Поэтому он и познакомился с Портермэнами. Эймос Портермэн, вероятно, не имел успеха у марблхедцев, но был одним из исправных городских налогоплательщиков. Эбен Дорч чувствовал себя прекрасно везде, куда бы его ни приглашали, и неизменно получал удовольствие от хорошего обеда.
В тот момент, когда Эспер спешила вниз по лестнице, чтобы поприветствовать гостя, раздался звон дверного колокольчика, и переодевшаяся по случаю званого обеда Анни проводила в дом Чарити Треверкомб.
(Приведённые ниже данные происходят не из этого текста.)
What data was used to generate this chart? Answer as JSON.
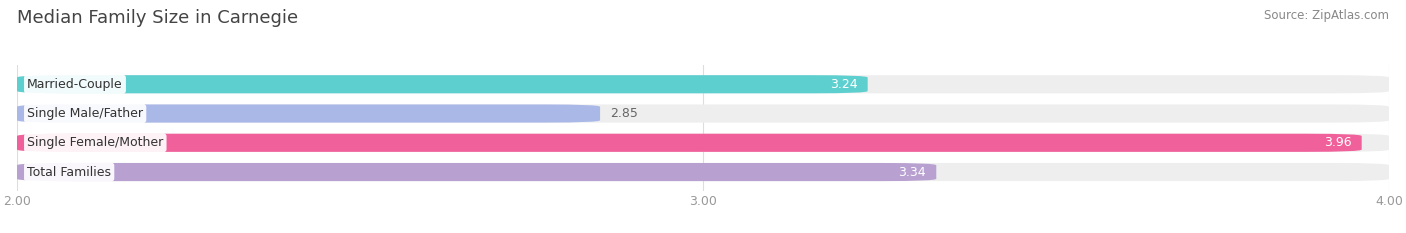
{
  "title": "Median Family Size in Carnegie",
  "source": "Source: ZipAtlas.com",
  "categories": [
    "Married-Couple",
    "Single Male/Father",
    "Single Female/Mother",
    "Total Families"
  ],
  "values": [
    3.24,
    2.85,
    3.96,
    3.34
  ],
  "bar_colors": [
    "#5ecfcf",
    "#aab8e8",
    "#f0609a",
    "#b8a0d0"
  ],
  "bar_bg_colors": [
    "#eeeeee",
    "#eeeeee",
    "#eeeeee",
    "#eeeeee"
  ],
  "value_in_bar": [
    true,
    false,
    true,
    true
  ],
  "xlim": [
    2.0,
    4.0
  ],
  "xticks": [
    2.0,
    3.0,
    4.0
  ],
  "xtick_labels": [
    "2.00",
    "3.00",
    "4.00"
  ],
  "background_color": "#ffffff",
  "bar_height": 0.62,
  "bar_gap": 0.38,
  "title_fontsize": 13,
  "label_fontsize": 9,
  "value_fontsize": 9,
  "tick_fontsize": 9,
  "source_fontsize": 8.5
}
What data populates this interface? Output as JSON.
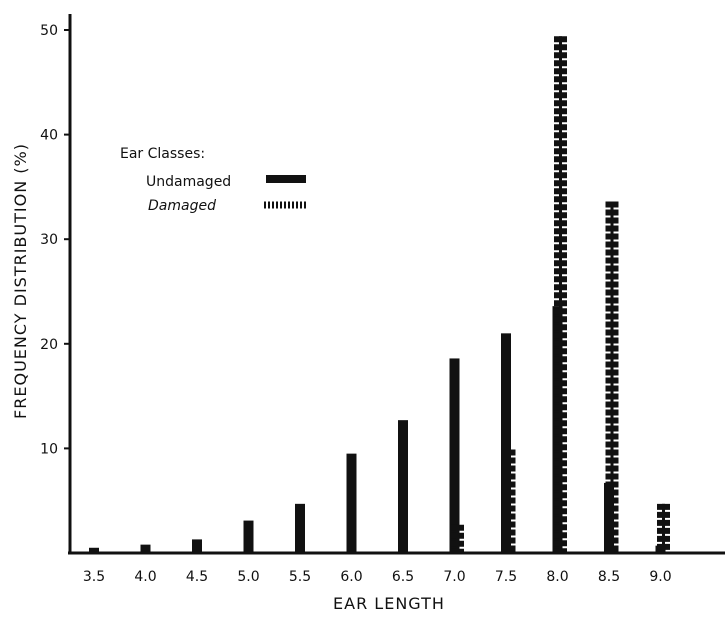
{
  "chart_data": {
    "type": "bar",
    "title": "",
    "xlabel": "EAR LENGTH",
    "ylabel": "FREQUENCY DISTRIBUTION (%)",
    "ylim": [
      0,
      50
    ],
    "yticks": [
      10,
      20,
      30,
      40,
      50
    ],
    "grid": false,
    "legend": {
      "title": "Ear Classes:",
      "position": "upper-left"
    },
    "categories": [
      "3.5",
      "4.0",
      "4.5",
      "5.0",
      "5.5",
      "6.0",
      "6.5",
      "7.0",
      "7.5",
      "8.0",
      "8.5",
      "9.0"
    ],
    "series": [
      {
        "name": "Undamaged",
        "style": "solid",
        "color": "#111111",
        "values": [
          0.5,
          0.8,
          1.3,
          3.1,
          4.7,
          9.5,
          12.7,
          18.6,
          21.0,
          23.6,
          6.7,
          0.7
        ]
      },
      {
        "name": "Damaged",
        "style": "dashed",
        "color": "#111111",
        "values": [
          0,
          0,
          0,
          0,
          0,
          0,
          0,
          2.7,
          9.9,
          49.4,
          33.6,
          4.7
        ]
      }
    ]
  }
}
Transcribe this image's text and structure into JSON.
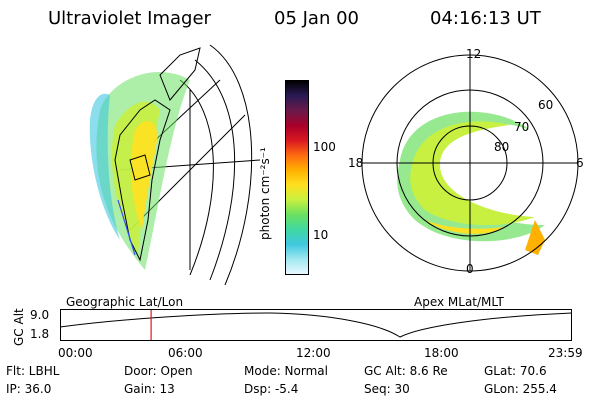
{
  "header": {
    "instrument": "Ultraviolet Imager",
    "date": "05 Jan 00",
    "time": "04:16:13 UT"
  },
  "left_panel": {
    "caption": "Geographic Lat/Lon"
  },
  "right_panel": {
    "caption": "Apex MLat/MLT",
    "mlt_labels": {
      "top": "12",
      "left": "18",
      "right": "6",
      "bottom": "0"
    },
    "lat_labels": [
      "60",
      "70",
      "80"
    ]
  },
  "colorbar": {
    "unit_label": "photon cm⁻²s⁻¹",
    "tick_labels": [
      "100",
      "10"
    ],
    "scale": "log",
    "colors": [
      "#000000",
      "#2a1a55",
      "#6a1a4a",
      "#a8002a",
      "#d81820",
      "#ff6a10",
      "#ffb000",
      "#ffe020",
      "#c8f040",
      "#6ae060",
      "#40d8a0",
      "#40c8e0",
      "#a0e8f0",
      "#e8f8ff"
    ]
  },
  "altitude_plot": {
    "y_label": "GC Alt",
    "y_ticks": [
      "9.0",
      "1.8"
    ],
    "x_ticks": [
      "00:00",
      "06:00",
      "12:00",
      "18:00",
      "23:59"
    ],
    "current_time_hours": 4.27,
    "marker_color": "#d81818"
  },
  "info_rows": [
    [
      "Flt: LBHL",
      "Door: Open",
      "Mode: Normal",
      "GC Alt: 8.6 Re",
      "GLat:  70.6"
    ],
    [
      "IP: 36.0",
      "Gain: 13",
      "Dsp:    -5.4",
      "Seq: 30",
      "GLon: 255.4"
    ]
  ]
}
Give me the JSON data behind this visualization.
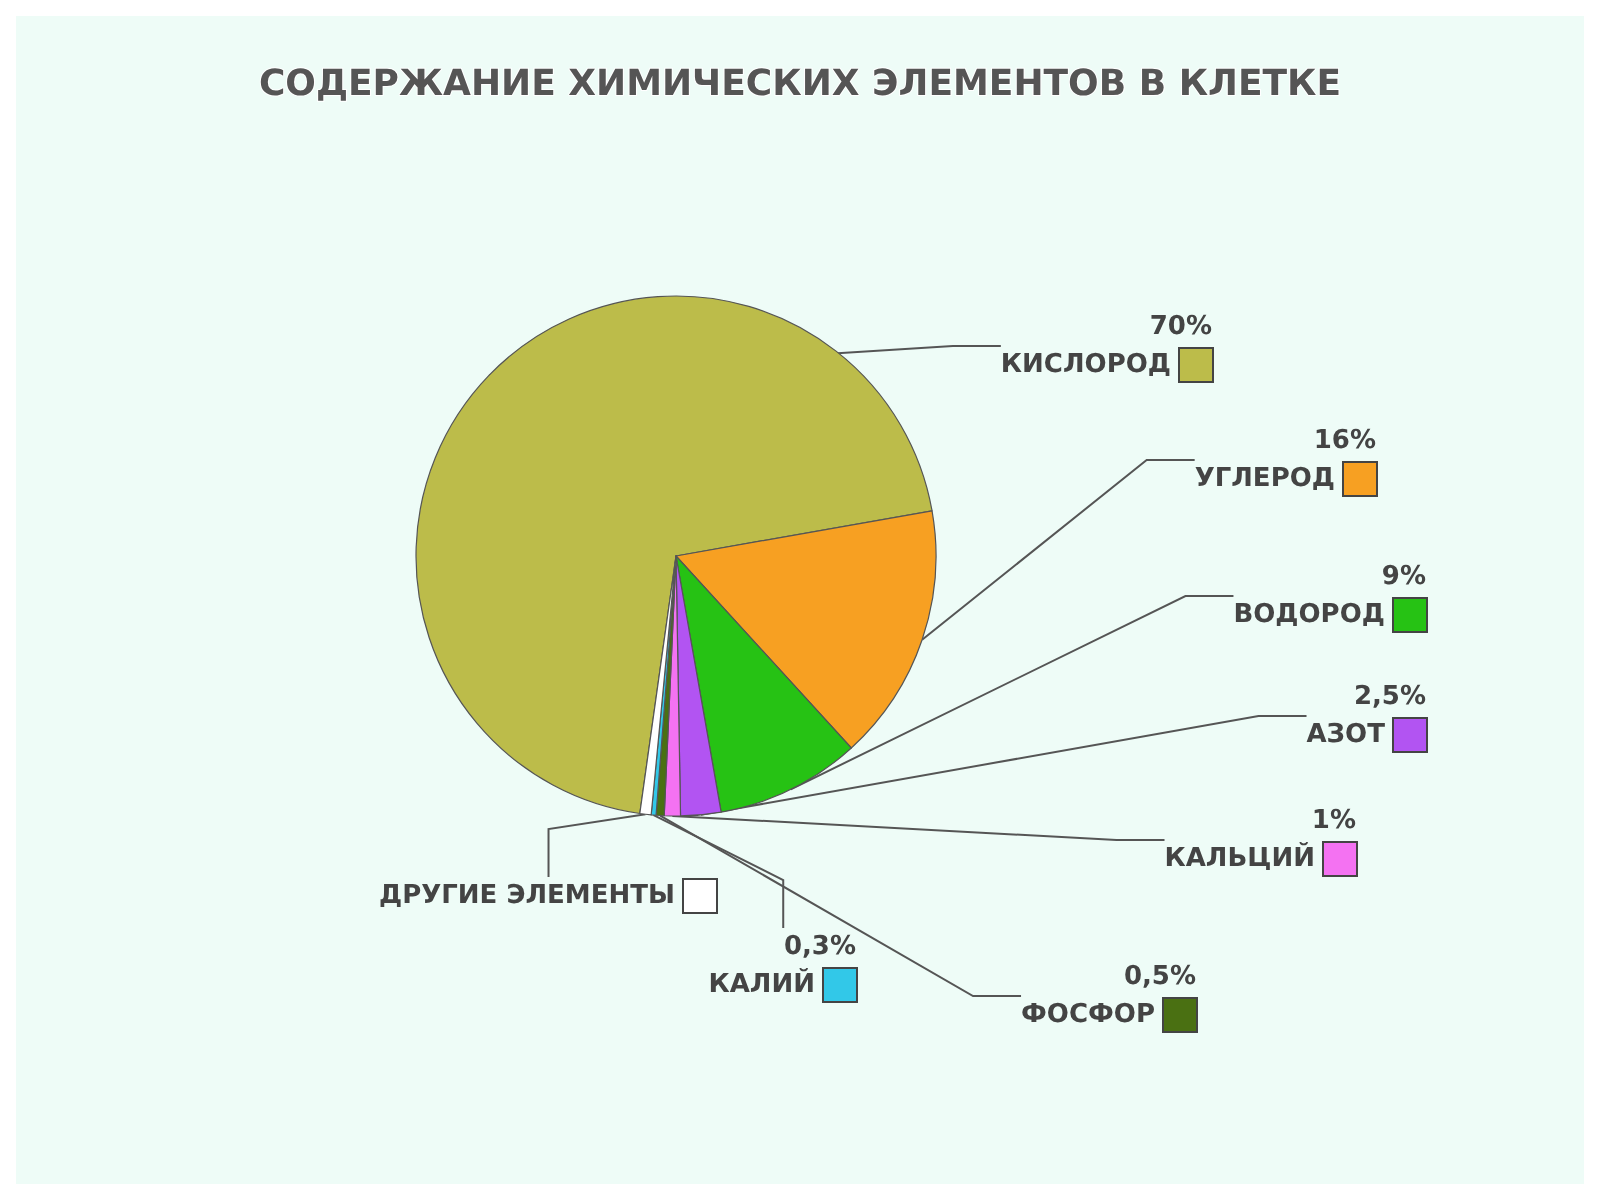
{
  "chart_data": {
    "type": "pie",
    "title": "СОДЕРЖАНИЕ ХИМИЧЕСКИХ ЭЛЕМЕНТОВ В КЛЕТКЕ",
    "categories": [
      "КИСЛОРОД",
      "УГЛЕРОД",
      "ВОДОРОД",
      "АЗОТ",
      "КАЛЬЦИЙ",
      "ФОСФОР",
      "КАЛИЙ",
      "ДРУГИЕ ЭЛЕМЕНТЫ"
    ],
    "values": [
      70,
      16,
      9,
      2.5,
      1,
      0.5,
      0.3,
      0.7
    ],
    "value_labels": [
      "70%",
      "16%",
      "9%",
      "2,5%",
      "1%",
      "0,5%",
      "0,3%",
      null
    ],
    "colors": [
      "#bcbc4a",
      "#f7a022",
      "#26c214",
      "#b254f2",
      "#f472f2",
      "#4a7012",
      "#32c8e8",
      "#ffffff"
    ],
    "legend": "right"
  }
}
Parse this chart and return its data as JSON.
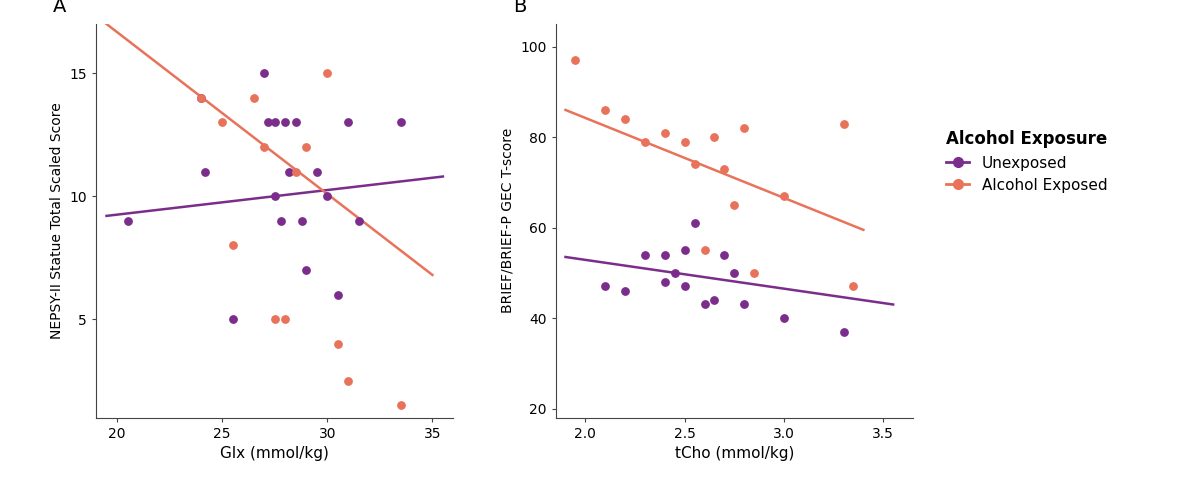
{
  "panel_A": {
    "title": "A",
    "xlabel": "Glx (mmol/kg)",
    "ylabel": "NEPSY-II Statue Total Scaled Score",
    "xlim": [
      19,
      36
    ],
    "ylim": [
      1,
      17
    ],
    "xticks": [
      20,
      25,
      30,
      35
    ],
    "yticks": [
      5,
      10,
      15
    ],
    "unexposed_x": [
      20.5,
      24.0,
      24.2,
      25.5,
      27.0,
      27.2,
      27.5,
      27.5,
      27.8,
      28.0,
      28.2,
      28.5,
      28.8,
      29.0,
      29.5,
      30.0,
      30.5,
      31.0,
      31.5,
      33.5
    ],
    "unexposed_y": [
      9.0,
      14.0,
      11.0,
      5.0,
      15.0,
      13.0,
      13.0,
      10.0,
      9.0,
      13.0,
      11.0,
      13.0,
      9.0,
      7.0,
      11.0,
      10.0,
      6.0,
      13.0,
      9.0,
      13.0
    ],
    "exposed_x": [
      24.0,
      25.0,
      25.5,
      26.5,
      27.0,
      27.5,
      28.0,
      28.5,
      29.0,
      30.0,
      30.5,
      31.0,
      33.5
    ],
    "exposed_y": [
      14.0,
      13.0,
      8.0,
      14.0,
      12.0,
      5.0,
      5.0,
      11.0,
      12.0,
      15.0,
      4.0,
      2.5,
      1.5
    ],
    "unexposed_line_x": [
      19.5,
      35.5
    ],
    "unexposed_line_y": [
      9.2,
      10.8
    ],
    "exposed_line_x": [
      19.5,
      35.0
    ],
    "exposed_line_y": [
      17.0,
      6.8
    ]
  },
  "panel_B": {
    "title": "B",
    "xlabel": "tCho (mmol/kg)",
    "ylabel": "BRIEF/BRIEF-P GEC T-score",
    "xlim": [
      1.85,
      3.65
    ],
    "ylim": [
      18,
      105
    ],
    "xticks": [
      2.0,
      2.5,
      3.0,
      3.5
    ],
    "yticks": [
      20,
      40,
      60,
      80,
      100
    ],
    "unexposed_x": [
      2.1,
      2.2,
      2.3,
      2.4,
      2.4,
      2.45,
      2.5,
      2.5,
      2.55,
      2.6,
      2.65,
      2.7,
      2.75,
      2.8,
      3.0,
      3.3
    ],
    "unexposed_y": [
      47.0,
      46.0,
      54.0,
      54.0,
      48.0,
      50.0,
      55.0,
      47.0,
      61.0,
      43.0,
      44.0,
      54.0,
      50.0,
      43.0,
      40.0,
      37.0
    ],
    "exposed_x": [
      1.95,
      2.1,
      2.2,
      2.3,
      2.4,
      2.5,
      2.55,
      2.6,
      2.65,
      2.7,
      2.75,
      2.8,
      2.85,
      3.0,
      3.3,
      3.35
    ],
    "exposed_y": [
      97.0,
      86.0,
      84.0,
      79.0,
      81.0,
      79.0,
      74.0,
      55.0,
      80.0,
      73.0,
      65.0,
      82.0,
      50.0,
      67.0,
      83.0,
      47.0
    ],
    "unexposed_line_x": [
      1.9,
      3.55
    ],
    "unexposed_line_y": [
      53.5,
      43.0
    ],
    "exposed_line_x": [
      1.9,
      3.4
    ],
    "exposed_line_y": [
      86.0,
      59.5
    ]
  },
  "colors": {
    "unexposed": "#7B2D8B",
    "exposed": "#E8735A"
  },
  "legend_title": "Alcohol Exposure",
  "legend_labels": [
    "Unexposed",
    "Alcohol Exposed"
  ],
  "background_color": "#FFFFFF",
  "point_size": 28,
  "line_width": 1.8,
  "font_family": "DejaVu Sans"
}
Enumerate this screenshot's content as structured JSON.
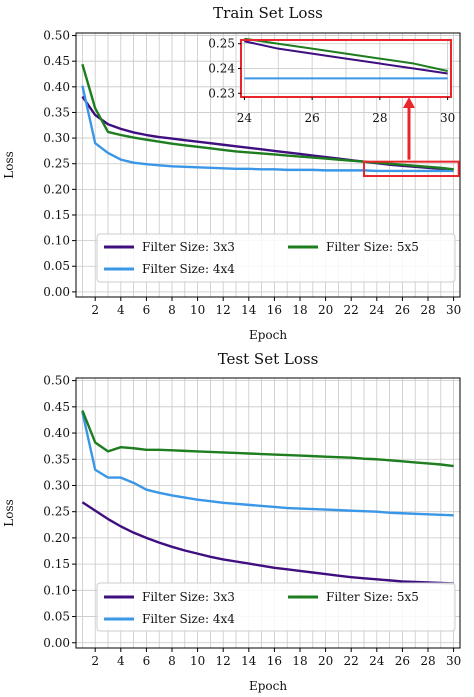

Чарити сильно изменилась со времени ее горького разочарования в Эймосе. Несколько месяцев спустя после его женитьбы на Эспер умерла мать Чарити, оставив в наследство больше, чем предполагалось. Вскоре после этого Чарити открыла для себя пути божественного излечения и одновременно радость независимости. Она жила одна в своем красивом доме на Вашингтон-сквер, не считая прислуживающей ей старой немки, которая к тому же была прекрасным поваром. Чарити держала мопса и трех канареек и являлась руководителем группы божественного лечения, которая имела своих приверженцев даже за пределами Линна. Она была богатой мисс Треверкомб и делала то, что доставляло ей удовольствие. Чарити больше не ревновала. В действительности ей было жаль бедняжку Эспер, заточенную в этом ужасном доме вдали от города, где, конечно, никто даже не навещал ее. Проникшись сочувствием к Эспер, Чарити иногда наносила дружеские визиты Портермэнам.